I meant to type A. M. > G. M., of course.

To prove that A. M. > G. M. in general, we set A. M. is greater than or equal to sqrt{ab}.

(a + b)/2 > or = sqrt{ab}

Can you get me started?

 

[MarkFL]

I meant to type A. M. > G. M., of course.

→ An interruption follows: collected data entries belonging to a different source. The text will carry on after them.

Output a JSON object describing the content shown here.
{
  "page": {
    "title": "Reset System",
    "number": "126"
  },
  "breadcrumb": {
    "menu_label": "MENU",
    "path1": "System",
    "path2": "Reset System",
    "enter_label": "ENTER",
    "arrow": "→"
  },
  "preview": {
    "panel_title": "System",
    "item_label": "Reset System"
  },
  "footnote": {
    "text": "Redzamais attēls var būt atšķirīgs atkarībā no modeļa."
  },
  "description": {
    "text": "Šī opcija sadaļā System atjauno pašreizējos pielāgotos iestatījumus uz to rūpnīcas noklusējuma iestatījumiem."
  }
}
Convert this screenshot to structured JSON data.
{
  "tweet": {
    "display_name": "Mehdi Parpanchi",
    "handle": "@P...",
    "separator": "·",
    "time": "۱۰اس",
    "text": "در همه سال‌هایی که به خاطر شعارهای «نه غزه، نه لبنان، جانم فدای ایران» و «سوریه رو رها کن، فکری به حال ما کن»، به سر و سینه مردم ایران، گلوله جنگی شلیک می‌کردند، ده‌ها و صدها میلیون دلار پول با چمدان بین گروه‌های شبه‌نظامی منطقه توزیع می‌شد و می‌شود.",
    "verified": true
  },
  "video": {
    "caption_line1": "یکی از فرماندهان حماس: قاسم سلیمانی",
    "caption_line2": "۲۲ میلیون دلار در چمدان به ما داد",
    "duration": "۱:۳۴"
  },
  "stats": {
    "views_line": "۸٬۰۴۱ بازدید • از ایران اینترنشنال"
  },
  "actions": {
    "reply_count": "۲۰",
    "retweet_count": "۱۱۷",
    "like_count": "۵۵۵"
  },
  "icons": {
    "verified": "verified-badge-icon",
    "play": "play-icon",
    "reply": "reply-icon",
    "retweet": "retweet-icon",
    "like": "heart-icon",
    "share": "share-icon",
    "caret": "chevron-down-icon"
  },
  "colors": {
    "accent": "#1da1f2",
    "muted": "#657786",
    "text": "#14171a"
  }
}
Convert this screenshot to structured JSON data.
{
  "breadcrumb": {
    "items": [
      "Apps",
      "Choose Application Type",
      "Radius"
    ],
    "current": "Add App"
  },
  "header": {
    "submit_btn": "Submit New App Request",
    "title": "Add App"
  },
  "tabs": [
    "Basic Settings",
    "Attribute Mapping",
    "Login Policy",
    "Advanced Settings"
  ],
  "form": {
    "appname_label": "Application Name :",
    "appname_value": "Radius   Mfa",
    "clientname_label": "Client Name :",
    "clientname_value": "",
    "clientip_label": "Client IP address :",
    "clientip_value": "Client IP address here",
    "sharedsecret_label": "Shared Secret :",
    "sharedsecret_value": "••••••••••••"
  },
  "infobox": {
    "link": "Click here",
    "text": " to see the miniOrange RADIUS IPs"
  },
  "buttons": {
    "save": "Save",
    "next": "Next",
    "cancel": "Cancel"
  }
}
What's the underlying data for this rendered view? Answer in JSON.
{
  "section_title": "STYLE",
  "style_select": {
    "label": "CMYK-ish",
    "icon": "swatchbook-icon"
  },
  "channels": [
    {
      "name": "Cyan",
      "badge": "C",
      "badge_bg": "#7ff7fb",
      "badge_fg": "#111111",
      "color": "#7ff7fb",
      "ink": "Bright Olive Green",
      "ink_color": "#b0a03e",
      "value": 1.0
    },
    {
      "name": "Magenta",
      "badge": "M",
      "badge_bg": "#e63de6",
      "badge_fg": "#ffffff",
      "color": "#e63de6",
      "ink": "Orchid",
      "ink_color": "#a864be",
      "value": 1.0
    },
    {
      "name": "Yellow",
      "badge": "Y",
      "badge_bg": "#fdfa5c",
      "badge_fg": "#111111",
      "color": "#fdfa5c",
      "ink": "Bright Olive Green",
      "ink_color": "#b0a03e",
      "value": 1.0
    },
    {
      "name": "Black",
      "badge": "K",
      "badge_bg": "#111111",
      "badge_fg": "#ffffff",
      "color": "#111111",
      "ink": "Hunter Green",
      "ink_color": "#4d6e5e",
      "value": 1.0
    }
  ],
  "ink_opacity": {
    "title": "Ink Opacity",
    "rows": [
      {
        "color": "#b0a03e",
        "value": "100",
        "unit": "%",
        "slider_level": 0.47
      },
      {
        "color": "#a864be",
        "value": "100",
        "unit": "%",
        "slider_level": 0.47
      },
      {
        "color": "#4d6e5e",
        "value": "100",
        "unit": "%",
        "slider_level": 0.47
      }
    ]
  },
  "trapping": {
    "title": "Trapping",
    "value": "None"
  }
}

To prove that A. M. > G. M. in general, we set A. M. is greater than or equal to sqrt{ab}.

(a + b)/2 > or = sqrt{ab}

Can you get me started?

Since a and b both represent positive numbers, I would begin by squaring both sides...:D

 

[mathdad]

Are you saying to treat it like a radical equation?

 

[mathdad]

[(a + b)/2]^2 ≥ [sqrt{ab}]^2

(a + b)^2/4 ≥ ab

(a^2 + 2ab + b^2)/4 ≥ ab

(a^2 + 2ab + b^2) ≥ 4ab

I am stuck here.

 

[MarkFL]

[(a + b)/2]^2 ≥ [sqrt{ab}]^2

(a + b)^2/4 ≥ ab

(a^2 + 2ab + b^2)/4 ≥ ab

(a^2 + 2ab + b^2) ≥ 4ab

I am stuck here.

What do you get if you subtract 4ab from both sides, and then factor the LHS?

 

[mathdad]

(a^2 + 2ab + b^2) ≥ 4ab

a^2 + 2ab + b^2 - 4ab ≥ 0

Factor by grouping.

a^2 + 2ab factors out to be a(a + 2b).

b^2 - 4ab factors out to be b(b - 4a).

a(a + 2b) + b(b - 4a) ≥ 0

(a + b)(a + 2b)(b - 4a) ≥ 0

Do I now set each factor to be ≥ 0?

 

[MarkFL]

(a^2 + 2ab + b^2) ≥ 4ab

a^2 + 2ab + b^2 - 4ab ≥ 0

What we want to do here is combine like terms:

$$a^2-2ab+b^2\ge0$$

At this point, we should recognize this is the square of a binomial:

$$(a-b)^2\ge0$$

The square of a real number is always non-negative, so we know that for any valid values of a and b this must be true.

 

[mathdad]

Thank you for completing this problem for me. Interesting question. From now on, I will post 2 daily questions.